Medical Physics Unit, European Institute of Oncology, Milan, Italy.
Eur J Nucl Med Mol Imaging. 2013 Jul;40(7):1047-56. doi: 10.1007/s00259-013-2383-1. Epub 2013 May 3.
A novel method for prostate irradiation is investigated. Similarly to (125)I or (103)Pd seed brachytherapy, (90)Y-avidin could be injected via the perineum under ultrasound image guidance. This study inspects the theoretical feasibility with a dosimetric model based on Monte Carlo simulation.
A geometrical model of the prostate, urethra and rectum was designed. The linear-quadratic model was applied to convert (125)I absorbed dose prescription/constraints into (90)Y dose through biological effective dose (BED) calculation. The optimal (90)Y-avidin injection strategy for the present model was obtained. Dose distribution was calculated by Monte Carlo simulation (PENELOPE,GEANT4). Dose volume histograms (DVH) for the prostate, urethra and rectum were compared to typical DVHs of (125)I seed brachytherapy, used routinely in our institute.

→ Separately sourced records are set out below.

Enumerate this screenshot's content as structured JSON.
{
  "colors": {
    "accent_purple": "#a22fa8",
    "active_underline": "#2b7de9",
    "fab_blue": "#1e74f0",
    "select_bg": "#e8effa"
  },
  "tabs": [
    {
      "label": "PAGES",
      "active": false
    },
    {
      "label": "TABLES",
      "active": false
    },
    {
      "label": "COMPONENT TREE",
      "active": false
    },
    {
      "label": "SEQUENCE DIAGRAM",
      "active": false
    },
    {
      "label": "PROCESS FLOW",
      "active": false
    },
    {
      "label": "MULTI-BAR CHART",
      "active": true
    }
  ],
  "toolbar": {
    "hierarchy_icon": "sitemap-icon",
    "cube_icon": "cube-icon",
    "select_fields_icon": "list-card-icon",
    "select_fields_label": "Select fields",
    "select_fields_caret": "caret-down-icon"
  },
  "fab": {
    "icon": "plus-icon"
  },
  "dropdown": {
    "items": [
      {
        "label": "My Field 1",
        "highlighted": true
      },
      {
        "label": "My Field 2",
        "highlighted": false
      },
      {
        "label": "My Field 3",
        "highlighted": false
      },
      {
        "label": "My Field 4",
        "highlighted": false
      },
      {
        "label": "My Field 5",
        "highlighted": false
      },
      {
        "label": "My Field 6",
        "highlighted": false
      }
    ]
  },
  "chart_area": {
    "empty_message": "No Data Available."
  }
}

With (90)Y-avidin, at least 95% of the prostate must receive more than 70 Gy. The absorbed dose to 10% of the urethra (D(10%_urethra)) and the maximum absorbed dose to the rectum (D(max_rectum)) must be lower than 122 Gy. For the present model, the optimum strategy consists in multiple injections of (90)Y-avidin 50 μl drops, for a total volume of 3.1 ml. The minimum activity to deliver the prescribed absorbed dose is 0.7 GBq, which also fully respects urethral and rectal constraints. The resulting dose map has a maximum in the central region with a sharp decrease towards the urethra and the prostate edge. Notably, D(10%_urethra) is 95 Gy and D(max_rectum) is below 2 Gy. Prostate absorbed dose is higher with (90)Y-avidin than (125)I seeds, although the total volume receiving the prescribed absorbed dose is 1-2% lower. Urethral DVH strictly depends on the (90)Y distribution, to be optimized according to prostate shape; in our model, BED(30%_urethra) is 90 Gy with (90)Y-avidin, whereas for patients receiving (125)I seeds it ranges between 150 and 230 Gy. The rectal DVH is always more favourable with (90)Y.
The methodology is theoretically feasible and can deliver an effective treatment in T1-T2 prostate cancer. Pharmacokinetic and biodistribution studies in prostate cancer patients are needed for validation.
研究一种新的前列腺放射治疗方法。类似于(125)I 或(103)Pd 种子近距离放射治疗,(90)Y-亲和素可以通过经会阴超声引导下注入。本研究通过基于蒙特卡罗模拟的剂量学模型来检查理论可行性。
设计了前列腺、尿道和直肠的几何模型。应用线性二次模型通过生物有效剂量(BED)计算将(125)I 吸收剂量处方/约束转换为(90)Y 剂量。获得了当前模型的最佳(90)Y-亲和素注射策略。通过蒙特卡罗模拟(PENELOPE、GEANT4)计算剂量分布。将前列腺、尿道和直肠的剂量体积直方图(DVH)与我们研究所常规使用的典型(125)I 种子近距离放射治疗的 DVH 进行比较。
用(90)Y-亲和素,至少 95%的前列腺必须接受超过 70 Gy 的剂量。尿道的 10%吸收剂量(D(10%_urethra))和直肠的最大吸收剂量(D(max_rectum))必须低于 122 Gy。对于当前的模型,最佳策略是多次注射(90)Y-亲和素 50 μl 液滴,总量为 3.1 ml。输送规定吸收剂量所需的最小活度为 0.7 GBq,同时也完全符合尿道和直肠的约束条件。所得剂量图在中央区域有一个最大值,然后向尿道和前列腺边缘急剧下降。值得注意的是,D(10%_urethra)为 95 Gy,D(max_rectum)低于 2 Gy。与(125)I 种子相比,(90)Y-亲和素的前列腺吸收剂量更高,尽管接受规定吸收剂量的总体积低 1-2%。尿道的 DVH 严格取决于(90)Y 的分布,需要根据前列腺的形状进行优化;在我们的模型中,(90)Y-亲和素的 BED(30%_urethra)为 90 Gy,而接受(125)I 种子的患者则在 150 至 230 Gy 之间。直肠的 DVH 总是更有利于(90)Y。
该方法在理论上是可行的,可以为 T1-T2 期前列腺癌提供有效的治疗。需要在前列腺癌患者中进行药代动力学和生物分布研究以进行验证。